Светлый фон

Голос же певца со странным именем Бард был вовсе не таким отчаянно-откровенным, как у его китары. Его душа тоже обливалась кровью, страдала от невыносимой, бесконечной боли, а иногда уносилась ввысь от такого же бесконечного счастья. Но Бард старался не выставлять напоказ переполнявшие его душу чувства, скрывал их, может быть, скрывал даже от самого себя. Его хрипловатый голос звучал сдержанно, часто даже насмешливо, Бард находил в себе силы насмехаться даже над собственной болью и над собственной радостью. И от этой его горькой насмешки над самим собой его боль и его радость ещё сильнее отдавались болью и радостью в моей душе.

А китара, которая, наверное, просто не умела притворяться, когда была в его руках, выдавала его с головой, её голос, прекрасный и по-женски беззащитный в своей трогательной откровенности, вплетался в сдержанный голос сильного, много повидавшего в жизни мужчины, оттеняя и подчёркивая всю глубину переполнявших его чувств. Мелодия уносила меня всё дальше, я забыл обо всём, забыл себя, я весь растворился в звуках, записанных в этой волшебной коробочке моего господина.

 

Помнишь, было – залетел мотылёк,

Дождь пошёл, и ты прикрыла окно…

Помнишь, было нам с тобой невдомёк,

Что Разлука о нас не забыла…

Помнишь, было?

 

Многие слова в песнях Барда были мне не очень понятны. Но каким-то чудом даже непонятные слова захватывали мою душу, и она сжималась от радости и тоски. “Помнишь, было?”

Я помнил. Совсем, конечно, не то, что имел в виду Бард. Вспоминал своё. Как рядом со мной была мама, и мы с ней не знали, совсем не думали о том, что Разлука помнит о нас. Мне казалось тогда, что мама всегда будет рядом со мной, иначе просто не может быть…

Песни были очень разными. Были и очень смешные, я слышал не только голос Барда, но и голоса других людей, они смеялись над его шутками, переговаривались между собой и с ним, просили спеть какую-нибудь уже знакомую им песню. И он – пел.

Слушатели относились к нему не так, как, по-моему, должны были бы относиться к человеку с таким действительно Божественным талантом, он просто был для них их другом, и всё. А может, именно такое отношение к нему и было самым правильным, они тоже были для него друзьями, и чувствовалось, что дружба значит для него очень много.
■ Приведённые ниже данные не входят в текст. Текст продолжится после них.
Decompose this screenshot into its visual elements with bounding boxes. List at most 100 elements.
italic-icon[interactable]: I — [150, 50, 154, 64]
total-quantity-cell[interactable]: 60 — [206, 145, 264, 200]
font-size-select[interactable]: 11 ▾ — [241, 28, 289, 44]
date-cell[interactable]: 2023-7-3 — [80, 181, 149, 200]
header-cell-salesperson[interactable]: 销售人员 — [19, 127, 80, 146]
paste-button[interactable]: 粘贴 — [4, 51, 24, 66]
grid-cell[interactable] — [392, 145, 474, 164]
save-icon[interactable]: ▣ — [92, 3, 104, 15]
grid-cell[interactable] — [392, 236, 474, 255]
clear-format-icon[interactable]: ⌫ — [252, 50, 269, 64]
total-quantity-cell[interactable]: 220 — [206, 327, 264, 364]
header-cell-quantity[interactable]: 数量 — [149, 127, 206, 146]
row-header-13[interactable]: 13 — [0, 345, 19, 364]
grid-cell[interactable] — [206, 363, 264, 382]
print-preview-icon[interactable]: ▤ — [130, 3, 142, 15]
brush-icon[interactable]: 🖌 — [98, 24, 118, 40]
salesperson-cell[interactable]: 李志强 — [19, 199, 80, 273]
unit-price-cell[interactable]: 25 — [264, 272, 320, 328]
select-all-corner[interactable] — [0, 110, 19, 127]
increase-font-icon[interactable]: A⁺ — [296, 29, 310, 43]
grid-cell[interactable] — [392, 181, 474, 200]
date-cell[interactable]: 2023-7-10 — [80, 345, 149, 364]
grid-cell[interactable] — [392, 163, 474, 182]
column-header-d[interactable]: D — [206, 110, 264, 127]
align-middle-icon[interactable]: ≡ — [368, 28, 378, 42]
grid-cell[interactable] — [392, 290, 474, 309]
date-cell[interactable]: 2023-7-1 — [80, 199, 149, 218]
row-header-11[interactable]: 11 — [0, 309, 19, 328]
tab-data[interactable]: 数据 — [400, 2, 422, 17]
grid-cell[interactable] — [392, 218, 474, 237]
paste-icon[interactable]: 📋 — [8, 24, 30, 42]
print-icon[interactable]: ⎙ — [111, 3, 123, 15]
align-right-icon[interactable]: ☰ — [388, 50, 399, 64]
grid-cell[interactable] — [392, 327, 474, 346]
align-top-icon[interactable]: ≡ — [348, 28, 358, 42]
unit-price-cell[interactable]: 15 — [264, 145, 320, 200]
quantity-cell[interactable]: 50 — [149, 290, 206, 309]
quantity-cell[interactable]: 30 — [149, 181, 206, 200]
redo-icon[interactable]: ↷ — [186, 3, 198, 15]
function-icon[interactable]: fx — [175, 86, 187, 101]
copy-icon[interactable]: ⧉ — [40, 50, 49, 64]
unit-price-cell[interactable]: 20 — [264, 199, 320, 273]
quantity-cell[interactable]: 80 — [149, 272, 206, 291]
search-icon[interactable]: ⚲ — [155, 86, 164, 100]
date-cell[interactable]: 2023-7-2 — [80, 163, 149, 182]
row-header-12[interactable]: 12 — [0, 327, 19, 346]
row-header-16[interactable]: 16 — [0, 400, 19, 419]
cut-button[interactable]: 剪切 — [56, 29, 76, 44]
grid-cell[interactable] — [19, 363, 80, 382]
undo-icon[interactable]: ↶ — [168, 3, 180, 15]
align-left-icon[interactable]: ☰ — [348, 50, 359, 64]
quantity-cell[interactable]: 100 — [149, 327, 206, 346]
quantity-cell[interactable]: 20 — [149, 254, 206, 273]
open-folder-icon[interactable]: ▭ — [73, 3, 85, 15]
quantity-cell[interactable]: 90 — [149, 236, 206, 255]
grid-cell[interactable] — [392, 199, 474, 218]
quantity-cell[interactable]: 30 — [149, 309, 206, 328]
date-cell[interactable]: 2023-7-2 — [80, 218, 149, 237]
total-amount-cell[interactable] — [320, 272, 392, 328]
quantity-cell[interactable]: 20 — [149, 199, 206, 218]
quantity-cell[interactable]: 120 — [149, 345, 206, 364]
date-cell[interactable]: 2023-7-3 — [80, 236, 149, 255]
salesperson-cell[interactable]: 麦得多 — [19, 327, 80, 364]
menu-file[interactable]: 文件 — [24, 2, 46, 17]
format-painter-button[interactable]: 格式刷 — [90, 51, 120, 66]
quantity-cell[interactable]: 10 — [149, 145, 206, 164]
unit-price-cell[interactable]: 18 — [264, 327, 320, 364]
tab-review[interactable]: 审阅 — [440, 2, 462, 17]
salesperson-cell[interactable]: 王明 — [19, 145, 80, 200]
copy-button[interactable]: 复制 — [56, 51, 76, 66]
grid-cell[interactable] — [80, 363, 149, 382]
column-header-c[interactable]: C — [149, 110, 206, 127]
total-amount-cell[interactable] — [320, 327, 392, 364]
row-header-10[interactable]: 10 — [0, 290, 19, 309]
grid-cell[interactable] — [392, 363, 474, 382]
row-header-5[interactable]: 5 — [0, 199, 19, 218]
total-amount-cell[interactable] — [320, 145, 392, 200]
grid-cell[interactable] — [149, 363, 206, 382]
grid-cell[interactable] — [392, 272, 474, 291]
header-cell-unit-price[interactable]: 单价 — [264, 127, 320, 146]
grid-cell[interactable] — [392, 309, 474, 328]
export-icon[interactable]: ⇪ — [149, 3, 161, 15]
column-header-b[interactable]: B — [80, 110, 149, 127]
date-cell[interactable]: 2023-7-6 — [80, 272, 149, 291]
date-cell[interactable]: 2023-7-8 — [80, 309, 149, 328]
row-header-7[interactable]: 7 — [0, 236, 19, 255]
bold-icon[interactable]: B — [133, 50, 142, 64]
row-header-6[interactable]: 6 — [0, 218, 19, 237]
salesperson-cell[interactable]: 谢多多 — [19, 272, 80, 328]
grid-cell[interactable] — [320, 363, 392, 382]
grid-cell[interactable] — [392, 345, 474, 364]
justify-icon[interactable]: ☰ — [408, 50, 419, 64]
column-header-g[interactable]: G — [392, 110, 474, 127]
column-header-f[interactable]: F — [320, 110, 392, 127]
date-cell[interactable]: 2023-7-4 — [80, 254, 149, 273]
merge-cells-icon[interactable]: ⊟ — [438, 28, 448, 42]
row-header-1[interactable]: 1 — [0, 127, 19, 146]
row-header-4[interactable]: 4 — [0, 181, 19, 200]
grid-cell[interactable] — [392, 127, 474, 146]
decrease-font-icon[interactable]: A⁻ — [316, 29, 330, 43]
Поэтому он выполнял их просьбы, и получалось, что весёлые песни шли вперемешку с такими, от которых мороз ударял по коже и сжималось горло от закипающих внутри слёз…

Очнулся я, только когда “записи” закончились. Наверное, я очень долго стоял и, забыв обо всём на свете, слушал песни, доносившиеся из волшебного плеера. А Максим не мешал мне, он, оказывается, терпеливо стоял всё это время рядом (проволочки от приспособлений в моих ушах тянулись к плееру в его руке) и задумчиво смотрел куда-то вдаль, на море, на сгустившуюся перед закатом синеву. Заметив, что плеер “выключился”, он с немым вопросом взглянул на меня. В глазах у меня был, видимо, такой восторг и такая мольба, что он тут же поспешил заверить меня, что потом даст послушать ещё, а на сегодня пока хватит.